Justice Ginsburg has survived two bouts with cancer, but her health is now good, she said, and her work ethic exceptional. There is no question, on the bench or in chambers, that she has full command of the complex legal issues that reach the court.
Her age has required only minor adjustments.
“I don’t water-ski anymore,” Justice Ginsburg said. “I haven’t gone horseback riding in four years. I haven’t ruled that out entirely. But water-skiing, those days are over.”
Justice Ginsburg, who was appointed by President Bill Clinton in 1993, said she intended to stay on the court “as long as I can do the job full steam, and that, at my age, is not predictable.”

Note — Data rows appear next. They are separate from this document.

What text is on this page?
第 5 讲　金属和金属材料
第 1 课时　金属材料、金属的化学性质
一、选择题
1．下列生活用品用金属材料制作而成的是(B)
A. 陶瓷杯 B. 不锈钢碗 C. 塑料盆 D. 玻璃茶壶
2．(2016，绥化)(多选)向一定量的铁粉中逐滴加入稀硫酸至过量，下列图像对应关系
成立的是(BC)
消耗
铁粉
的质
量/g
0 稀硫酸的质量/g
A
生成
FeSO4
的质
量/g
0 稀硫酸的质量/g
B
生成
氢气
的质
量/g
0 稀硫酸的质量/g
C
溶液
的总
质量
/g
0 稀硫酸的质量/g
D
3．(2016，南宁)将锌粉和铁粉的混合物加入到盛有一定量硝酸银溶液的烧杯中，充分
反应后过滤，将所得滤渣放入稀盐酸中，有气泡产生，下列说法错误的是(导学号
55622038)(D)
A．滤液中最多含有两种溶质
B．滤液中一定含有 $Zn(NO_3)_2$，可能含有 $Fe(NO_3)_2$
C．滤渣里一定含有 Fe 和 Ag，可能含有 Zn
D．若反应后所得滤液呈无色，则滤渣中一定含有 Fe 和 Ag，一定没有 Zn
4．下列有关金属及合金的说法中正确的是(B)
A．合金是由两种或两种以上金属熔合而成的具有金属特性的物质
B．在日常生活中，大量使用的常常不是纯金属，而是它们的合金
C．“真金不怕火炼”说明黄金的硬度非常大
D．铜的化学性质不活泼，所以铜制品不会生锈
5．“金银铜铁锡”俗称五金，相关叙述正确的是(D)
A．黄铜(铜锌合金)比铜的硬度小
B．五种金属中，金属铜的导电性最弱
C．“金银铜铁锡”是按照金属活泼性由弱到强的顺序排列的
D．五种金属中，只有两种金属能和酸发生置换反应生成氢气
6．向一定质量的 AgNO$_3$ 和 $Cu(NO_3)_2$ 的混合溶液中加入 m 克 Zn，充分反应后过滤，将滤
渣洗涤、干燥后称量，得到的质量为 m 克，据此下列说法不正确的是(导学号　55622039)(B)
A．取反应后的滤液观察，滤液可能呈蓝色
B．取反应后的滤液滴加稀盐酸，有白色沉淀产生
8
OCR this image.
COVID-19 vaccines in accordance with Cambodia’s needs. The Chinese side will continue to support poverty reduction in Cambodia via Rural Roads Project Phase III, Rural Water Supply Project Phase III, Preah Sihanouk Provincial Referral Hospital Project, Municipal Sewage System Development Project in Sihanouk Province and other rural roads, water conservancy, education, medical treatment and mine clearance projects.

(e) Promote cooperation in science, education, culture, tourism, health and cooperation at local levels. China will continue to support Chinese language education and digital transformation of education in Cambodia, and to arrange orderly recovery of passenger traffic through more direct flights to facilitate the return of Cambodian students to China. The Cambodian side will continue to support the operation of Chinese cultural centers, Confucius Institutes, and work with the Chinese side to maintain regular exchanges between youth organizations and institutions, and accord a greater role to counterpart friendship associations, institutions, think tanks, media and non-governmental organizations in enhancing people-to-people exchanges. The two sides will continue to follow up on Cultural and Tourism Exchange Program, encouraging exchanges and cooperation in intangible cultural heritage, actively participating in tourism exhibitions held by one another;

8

“I love my job,” she added. “I thought last year I did as well as in past terms.”
With the departure of Justice John Paul Stevens in 2010, Justice Ginsburg became the leader of the court’s four-member liberal wing, a role she seems to enjoy. “I am now the most senior justice when we divide 5-4 with the usual suspects,” she said.
The last two terms, which brought major decisions on Mr. Obama’s health care law, race and same-sex marriage, were, she said, “heady, exhausting, challenging.”
She was especially critical of the voting rights decision, as well as the part of the ruling upholding the health care law that nonetheless said it could not be justified under Congress’s power to regulate interstate commerce.
In general, Justice Ginsburg said, “if it’s measured in terms of readiness to overturn legislation, this is one of the most activist courts in history.”
The next term, which begins on Oct. 7, is also likely to produce major decisions, she said, pointing at piles of briefs in cases concerning campaign contribution limits and affirmative action.
Anyone on the liberal side who thinks she needs to be replaced is nuts. We need three more of her.
I’d like to nominate Scalia, Thomas, and Alito for immediate replacement so they can go serve on the boards of the corporations that have obviously won their hearts and minds.